Zero-downtime deployment updates production services without dropping user requests. Modern techniques — rolling updates, blue-green deployments, and canary releases — decouple the code deployment from traffic switching, allowing verification before full exposure and instant rollback without re-deploying the old version. The key challenges are: draining in-flight requests, backward compatibility during the transition period, and database schema changes.

Rolling Updates

Rolling updates replace instances one (or a few) at a time. Kubernetes rolling update: replace 25% of pods with the new version, wait for them to be ready, replace the next 25%, and so on. During the rollout, both old and new versions are live simultaneously — the load balancer routes traffic to both. This requires backward compatibility: the new version must handle requests from clients that were prepared by the old version, and the old version must handle responses from the new version. Database changes must be compatible with both versions during the transition. Rolling updates are simple to operate but the transition period where two versions coexist requires careful compatibility management.

Blue-Green Deployment

Blue-green deployment runs two identical production environments: blue (current) and green (new version). Deploy the new version to the green environment, run smoke tests, then switch traffic from blue to green at the load balancer or DNS level. All traffic switches instantly — there is no transition period where both versions coexist. Rollback: switch traffic back to blue (seconds, no re-deployment). Cost: blue-green requires double the infrastructure during the transition. Database: both environments must share the same database (or the database migration must be compatible with both versions). Best for services where any version coexistence is unacceptable.

Canary Deployment

Canary deployment routes a small percentage of production traffic to the new version before full rollout. Route 1% of requests to v2 (the canary); monitor error rate, latency, and business metrics. If metrics are healthy, increase to 5%, 10%, 25%, 50%, 100%. If metrics degrade, route 0% to v2 (instant rollback) without re-deployment. Canary is the safest deployment strategy: real production traffic validates the new version at small scale before full exposure. Implement with a service mesh (Istio weight-based routing) or an API gateway that supports weighted routing. Canary-specific metrics: compare v1 vs v2 error rates side by side on the same dashboard.

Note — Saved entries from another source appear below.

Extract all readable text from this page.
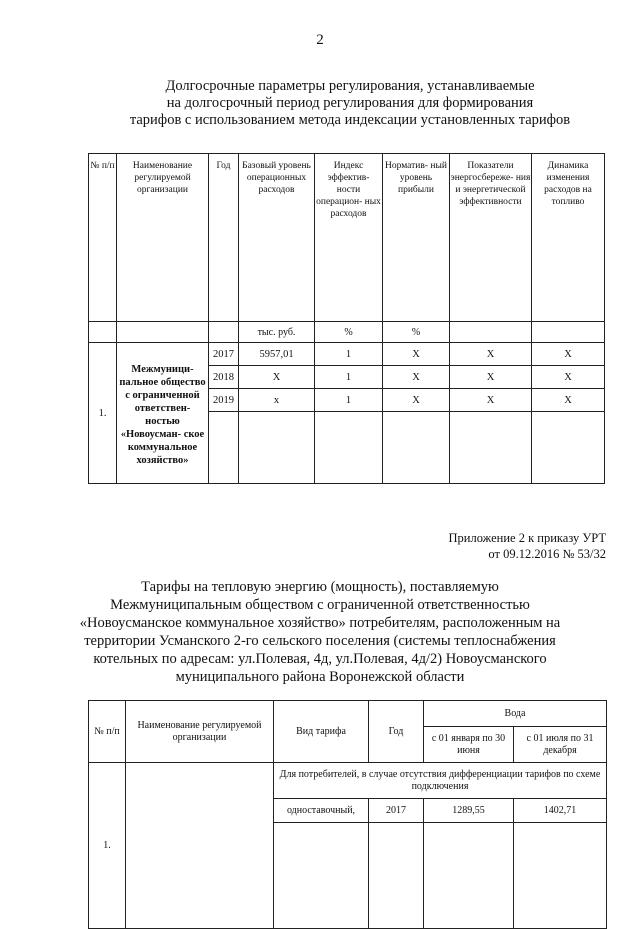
2
Долгосрочные параметры регулирования, устанавливаемые
на долгосрочный период регулирования для формирования
тарифов с использованием метода индексации установленных тарифов
№ п/п	Наименование регулируемой организации	Год	Базовый уровень операционных расходов	Индекс эффектив- ности операцион- ных расходов	Норматив- ный уровень прибыли	Показатели энергосбереже- ния и энергетической эффективности	Динамика изменения расходов на топливо
			тыс. руб.	%	%		
1.	Межмуници- пальное общество с ограниченной ответствен- ностью «Новоусман- ское коммунальное хозяйство»	2017	5957,01	1	X	X	X
		2018	X	1	X	X	X
		2019	x	1	X	X	X

Приложение 2 к приказу УРТ
от 09.12.2016 № 53/32
Тарифы на тепловую энергию (мощность), поставляемую
Межмуниципальным обществом с ограниченной ответственностью
«Новоусманское коммунальное хозяйство» потребителям, расположенным на
территории Усманского 2-го сельского поселения (системы теплоснабжения
котельных по адресам: ул.Полевая, 4д, ул.Полевая, 4д/2) Новоусманского
муниципального района Воронежской области
№ п/п	Наименование регулируемой организации	Вид тарифа	Год	Вода	
				с 01 января по 30 июня	с 01 июля по 31 декабря
1.		Для потребителей, в случае отсутствия дифференциации тарифов по схеме подключения			
		одноставочный,	2017	1289,55	1402,71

Database Schema Migrations

Database migrations are the hardest part of zero-downtime deployments. The expand-contract pattern handles backward-incompatible schema changes in three phases. Expand: add the new column/table (backward compatible — the old version ignores new columns; the new version populates them). Transition: both versions run simultaneously; data is written to both old and new columns. Contract: remove the old column/table once the old version is fully replaced. Never rename or remove a column in a single migration with a code deploy — the old version breaks immediately if it references a now-deleted column.

Graceful Shutdown

When a pod is terminated during a rolling update, it must drain in-flight requests before shutting down. Kubernetes sends SIGTERM to the container, then waits terminationGracePeriodSeconds (default 30s) before SIGKILL. The application should: stop accepting new connections on SIGTERM, finish processing in-flight requests, and exit cleanly. Configure the HTTP server with a shutdown timeout: server.Shutdown(ctx) with a 25-second timeout (leave 5s margin before SIGKILL). The load balancer removes the pod from rotation before SIGTERM (preStop hook delay of 5-10 seconds) to prevent new traffic from being routed to a shutting-down pod.

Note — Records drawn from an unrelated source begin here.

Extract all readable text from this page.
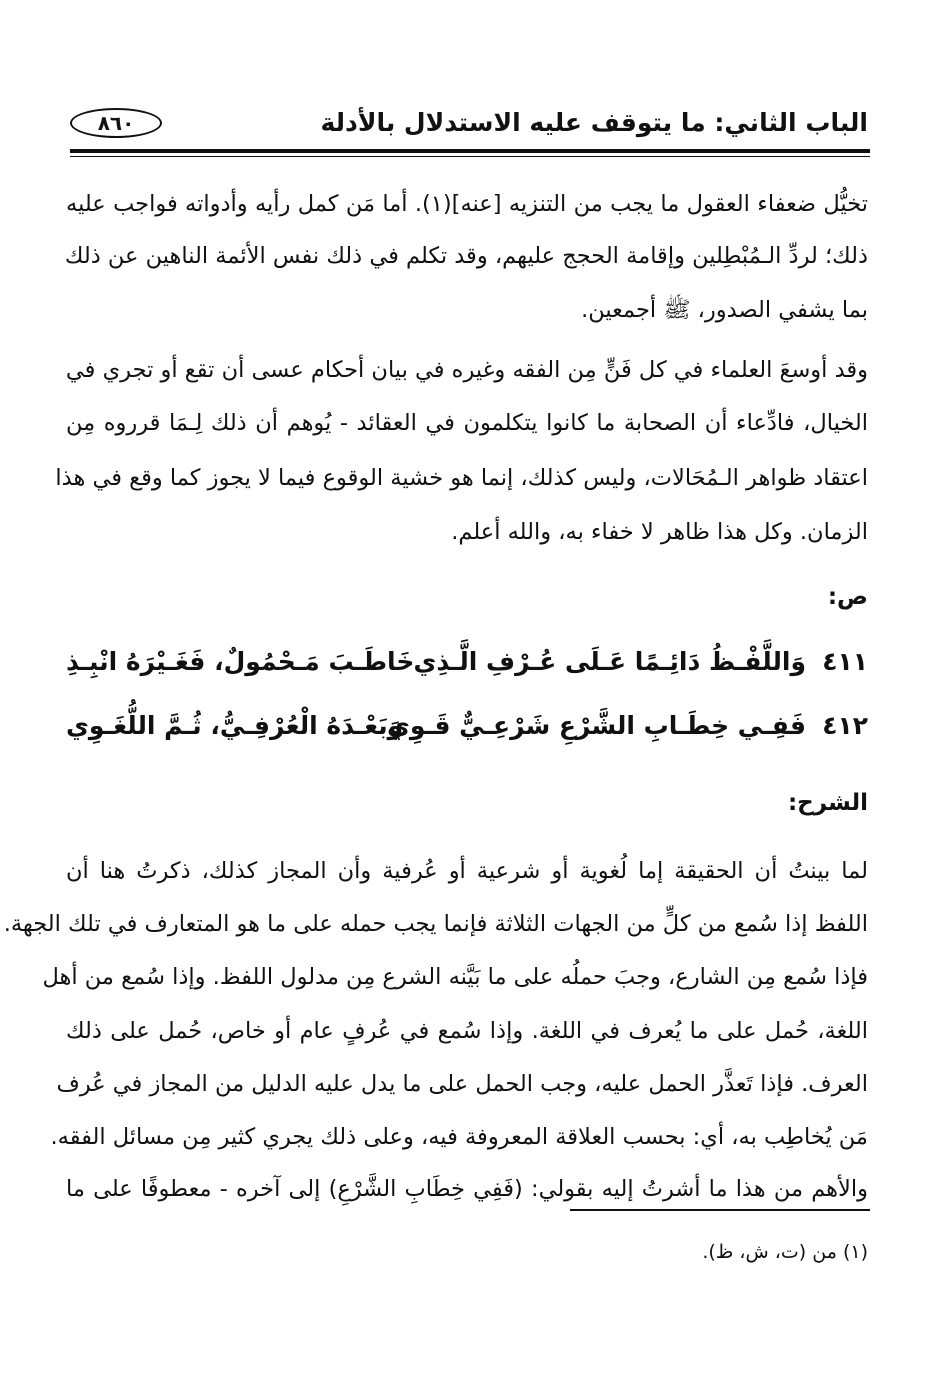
الباب الثاني: ما يتوقف عليه الاستدلال بالأدلة
٨٦٠
تخيُّل ضعفاء العقول ما يجب من التنزيه [عنه](١). أما مَن كمل رأيه وأدواته فواجب عليه
ذلك؛ لردِّ الـمُبْطِلين وإقامة الحجج عليهم، وقد تكلم في ذلك نفس الأئمة الناهين عن ذلك
بما يشفي الصدور، ﷺ أجمعين.
وقد أوسعَ العلماء في كل فَنٍّ مِن الفقه وغيره في بيان أحكام عسى أن تقع أو تجري في
الخيال، فادِّعاء أن الصحابة ما كانوا يتكلمون في العقائد - يُوهم أن ذلك لِـمَا قرروه مِن
اعتقاد ظواهر الـمُحَالات، وليس كذلك، إنما هو خشية الوقوع فيما لا يجوز كما وقع في هذا
الزمان. وكل هذا ظاهر لا خفاء به، والله أعلم.
ص:
٤١١
وَاللَّفْـظُ دَائِـمًا عَـلَى عُـرْفِ الَّـذِي
خَاطَـبَ مَـحْمُولٌ، فَغَـيْرَهُ انْبِـذِ
٤١٢
فَفِـي خِطَـابِ الشَّرْعِ شَرْعِـيٌّ قَـوِي
وَبَعْـدَهُ الْعُرْفِـيُّ، ثُـمَّ اللُّغَـوِي
الشرح:
لما بينتُ أن الحقيقة إما لُغوية أو شرعية أو عُرفية وأن المجاز كذلك، ذكرتُ هنا أن
اللفظ إذا سُمع من كلٍّ من الجهات الثلاثة فإنما يجب حمله على ما هو المتعارف في تلك الجهة.
فإذا سُمع مِن الشارع، وجبَ حملُه على ما بَيَّنه الشرع مِن مدلول اللفظ. وإذا سُمع من أهل
اللغة، حُمل على ما يُعرف في اللغة. وإذا سُمع في عُرفٍ عام أو خاص، حُمل على ذلك
العرف. فإذا تَعذَّر الحمل عليه، وجب الحمل على ما يدل عليه الدليل من المجاز في عُرف
مَن يُخاطِب به، أي: بحسب العلاقة المعروفة فيه، وعلى ذلك يجري كثير مِن مسائل الفقه.
والأهم من هذا ما أشرتُ إليه بقولي: (فَفِي خِطَابِ الشَّرْعِ) إلى آخره - معطوفًا على ما
(١) من (ت، ش، ظ).
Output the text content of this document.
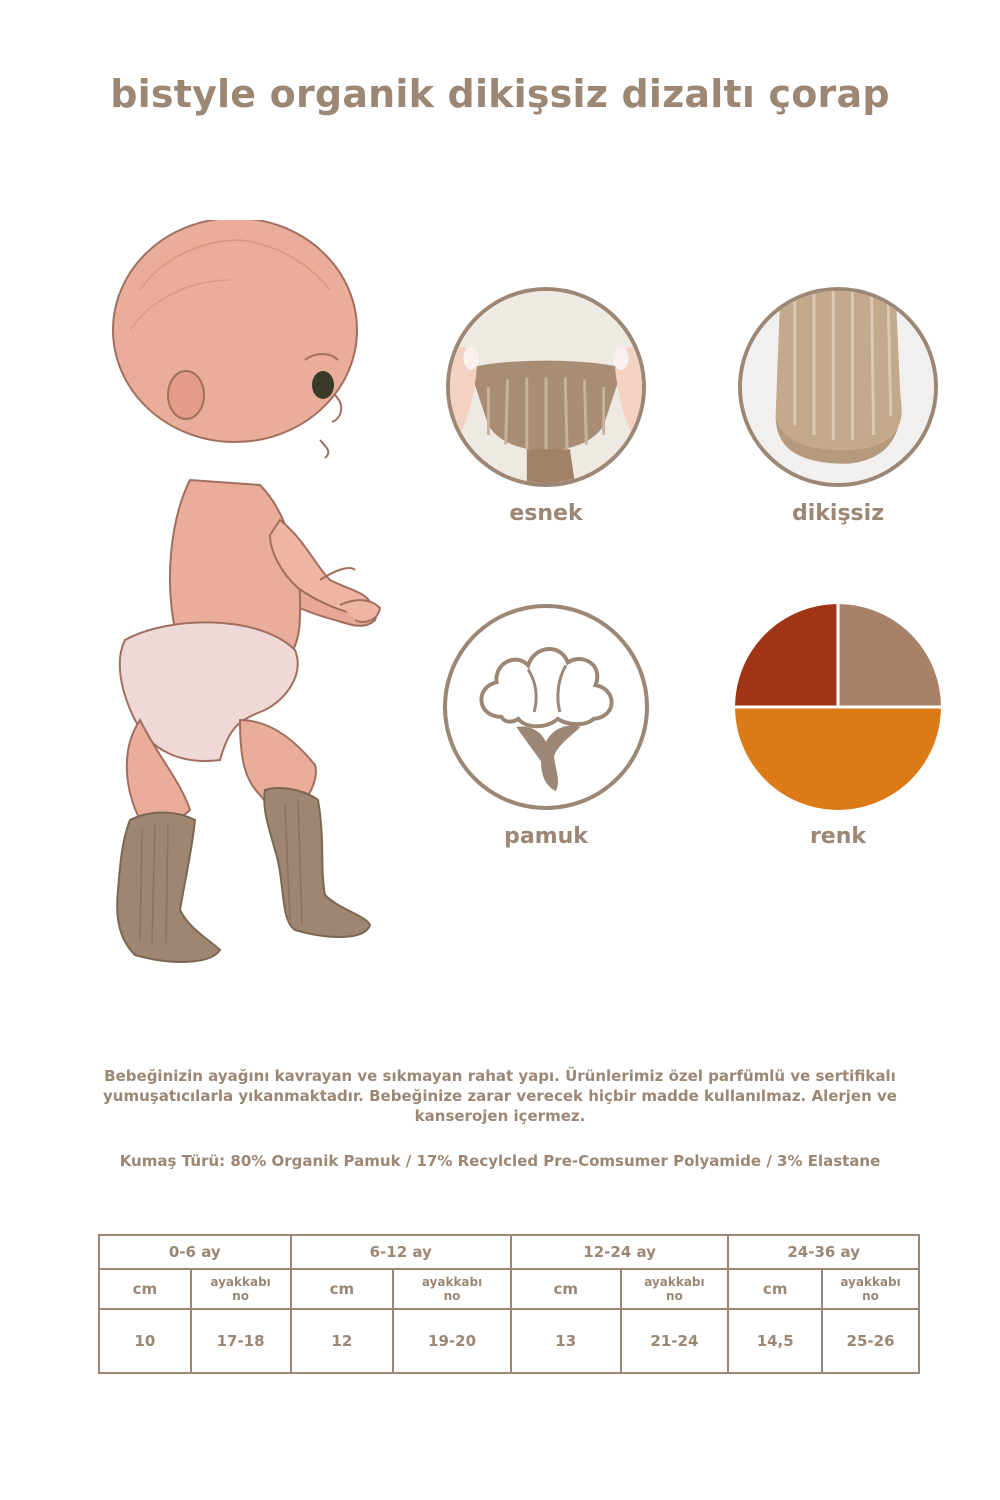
bistyle organik dikişsiz dizaltı çorap
esnek	dikişsiz
pamuk	renk
Bebeğinizin ayağını kavrayan ve sıkmayan rahat yapı. Ürünlerimiz özel parfümlü ve sertifikalı yumuşatıcılarla yıkanmaktadır. Bebeğinize zarar verecek hiçbir madde kullanılmaz. Alerjen ve kanserojen içermez.
Kumaş Türü: 80% Organik Pamuk / 17% Recylcled Pre-Comsumer Polyamide / 3% Elastane
0-6 ay		6-12 ay		12-24 ay		24-36 ay	
cm	ayakkabı no	cm	ayakkabı no	cm	ayakkabı no	cm	ayakkabı no

10	17-18	12	19-20	13	21-24	14,5	25-26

Health Checks for Deployment Readiness

Kubernetes readiness probes determine when a new pod is ready to receive traffic. A pod is not added to the load balancer pool until its readiness probe passes. Readiness probe: an HTTP endpoint (/ready) that returns 200 only when the service is fully initialized (caches warmed, database connections established, configuration loaded). Liveness probe: returns 200 as long as the process is alive (used to restart stuck pods, not to remove them from rotation). Startup probe: allows slow-starting applications to have a longer initial health check window without triggering liveness restarts. Correct readiness probe configuration prevents traffic from routing to pods that are still initializing.

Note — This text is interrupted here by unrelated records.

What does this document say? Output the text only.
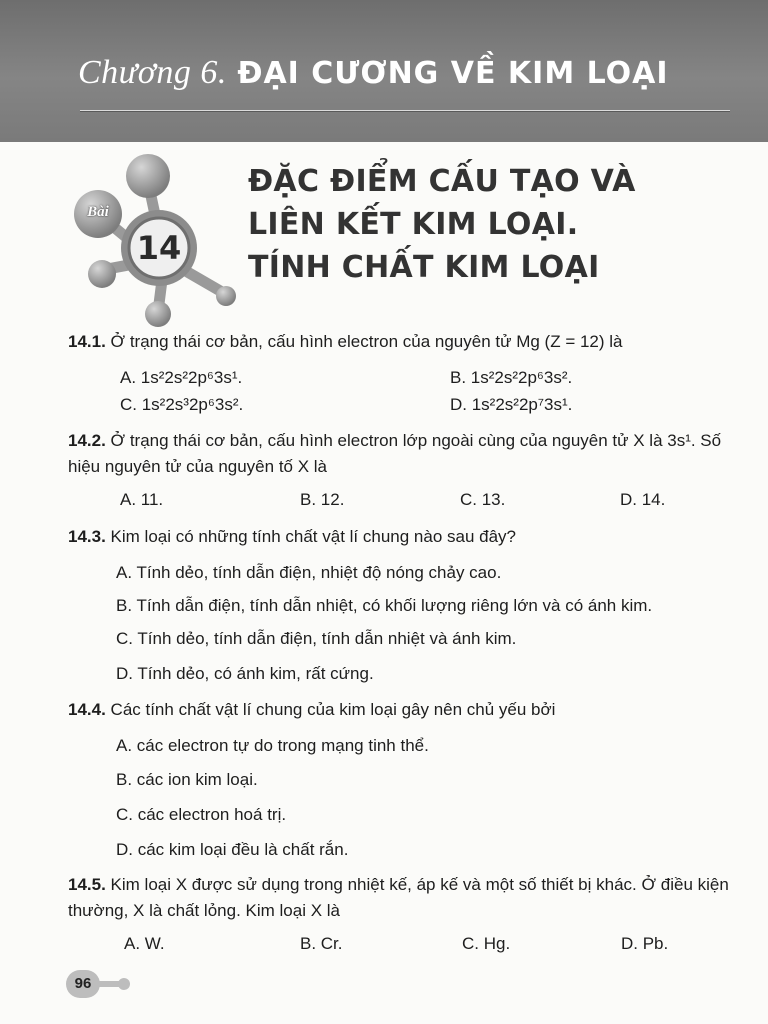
Chương 6. ĐẠI CƯƠNG VỀ KIM LOẠI
Bài
14
ĐẶC ĐIỂM CẤU TẠO VÀ
LIÊN KẾT KIM LOẠI.
TÍNH CHẤT KIM LOẠI
14.1. Ở trạng thái cơ bản, cấu hình electron của nguyên tử Mg (Z = 12) là
A. 1s²2s²2p⁶3s¹.	B. 1s²2s²2p⁶3s².
C. 1s²2s³2p⁶3s².	D. 1s²2s²2p⁷3s¹.
14.2. Ở trạng thái cơ bản, cấu hình electron lớp ngoài cùng của nguyên tử X là 3s¹. Số hiệu nguyên tử của nguyên tố X là
A. 11.	B. 12.	C. 13.	D. 14.
14.3. Kim loại có những tính chất vật lí chung nào sau đây?
A. Tính dẻo, tính dẫn điện, nhiệt độ nóng chảy cao.
B. Tính dẫn điện, tính dẫn nhiệt, có khối lượng riêng lớn và có ánh kim.
C. Tính dẻo, tính dẫn điện, tính dẫn nhiệt và ánh kim.
D. Tính dẻo, có ánh kim, rất cứng.
14.4. Các tính chất vật lí chung của kim loại gây nên chủ yếu bởi
A. các electron tự do trong mạng tinh thể.
B. các ion kim loại.
C. các electron hoá trị.
D. các kim loại đều là chất rắn.
14.5. Kim loại X được sử dụng trong nhiệt kế, áp kế và một số thiết bị khác. Ở điều kiện thường, X là chất lỏng. Kim loại X là
A. W.	B. Cr.	C. Hg.	D. Pb.
96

Feature Flags for Deployment Safety

Feature flags decouple code deployment from feature activation, providing a safety layer for zero-downtime deployments. Deploy the new code with the feature disabled (flag off) — the new code is inert. Verify the deployment is healthy (no new errors, latency unchanged). Enable the flag for internal users to test with real data. Gradually enable for external users. If issues arise, disable the flag instantly — no re-deployment needed. This is the safest deployment pattern: the deployment risk (new code in production) is separated from the feature risk (new behavior exposed to users). Rollback is a configuration change, not a code change.